U.S Marine Lu Lobello watched Iraqi insurgents in Baghdad ambush his unit and shoot his radio operator in the head. During the battle, Marines killed 20 innocent civilians.
A member of his troop screamed, "We shot a baby. We shot a baby."
Lobello is one of thousands of military veterans who wrestle with the psychological wounds of war. During a panel discussion at Newsweek & The Daily Beast's Hero Summit on Thursday, William Nash, a combat therapist who served in Iraq, told the audience that the stress soldiers experience stems from what they feel is a failure to live up to deeply held values, to bring back fellow injured soldiers, and to cope with survivor’s guilt.
Nash told moderator Wolf Blitzer, CNN lead political anchor, that many warriors feel they let their units down. "They failed to live up to deeply held values and ideals," Nash said, which leads to "survivor guilt, moral injury, and feeling betrayed by leaders sometimes."
Nash added that there is a "hierarchy of shame" in the military in which those who were not wounded or shot at are deemed less worthy.
Zach Iscol, a Marine veteran and founder of the Headstrong Project, recalled his unit fatally shooting a suspected suicide bomber in Iraq, only to learn he was a harmless civilian.
The question that Iscol asked himself: "What do you tell your marines?"
For Iscol, part of his own healing process involves making a film about his experience in the hope that it can prevent others from making the same mistake. He cited his mentor, General John Allen, who once told him, “there’s no excuse to not have a 5,000-year-old mind,” meaning wisdom doesn’t just come from your own experiences, but from those who came before you, who told their stories in books.
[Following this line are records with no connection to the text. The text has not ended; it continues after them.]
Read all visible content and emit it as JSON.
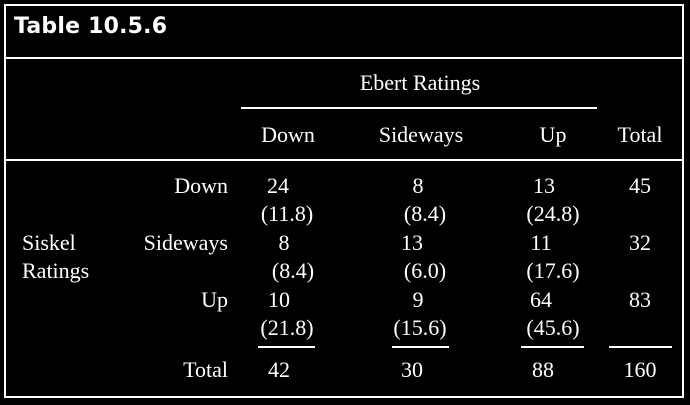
{
  "title": "Table 10.5.6",
  "header": {
    "group_label": "Ebert Ratings",
    "columns": [
      "Down",
      "Sideways",
      "Up"
    ],
    "total_label": "Total"
  },
  "row_group_label_line1": "Siskel",
  "row_group_label_line2": "Ratings",
  "rows": [
    {
      "label": "Down",
      "cells": [
        {
          "obs": "24",
          "exp": "(11.8)"
        },
        {
          "obs": "8",
          "exp": "(8.4)"
        },
        {
          "obs": "13",
          "exp": "(24.8)"
        }
      ],
      "total": "45"
    },
    {
      "label": "Sideways",
      "cells": [
        {
          "obs": "8",
          "exp": "(8.4)"
        },
        {
          "obs": "13",
          "exp": "(6.0)"
        },
        {
          "obs": "11",
          "exp": "(17.6)"
        }
      ],
      "total": "32"
    },
    {
      "label": "Up",
      "cells": [
        {
          "obs": "10",
          "exp": "(21.8)"
        },
        {
          "obs": "9",
          "exp": "(15.6)"
        },
        {
          "obs": "64",
          "exp": "(45.6)"
        }
      ],
      "total": "83"
    }
  ],
  "totals_row": {
    "label": "Total",
    "values": [
      "42",
      "30",
      "88"
    ],
    "grand_total": "160"
  }
}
“The irony of that is I read every great war novel growing up,” said Iscol. “Yet those books, though they were brutally honest war stories, for some reason, a lot of young men like me, we still have an itch to go to war, we have in itch to go to combat…And what’s interesting to me now on the other side of combat is that those stories were written as warnings to a younger generation, and yet they weren’t received as such. So I hope that maybe in some way I can take some of these awful experiences, and if I tell those stories honestly, maybe there’s a way to prevent others from making the same mistake, and then there’s a way of at least feeling that there was some meaning and some purpose behind them.”
Chaplain Major Sarah Shirley of the Florida National Guard works to help those who suffer from what is now termed "moral injury." She says her work in the field is to "to bind up the broken hearted." She told Blitzer that many no longer can relate to the traditional ideas of God.
Soldiers cope in different ways. Lobello started a Facebook group. Many use their experiences to help others heal.
Nash concluded with some parting words that resonated throughout the rest of the summit, reminding the audience that most soldiers don’t go to war and fight on the battlefield for some “national political gain,” but for much more personal and immediate reasons. “Two of the emotions that are way stronger than fear on a battlefield—love and honor,” said Nash. “Those things are always worth while.”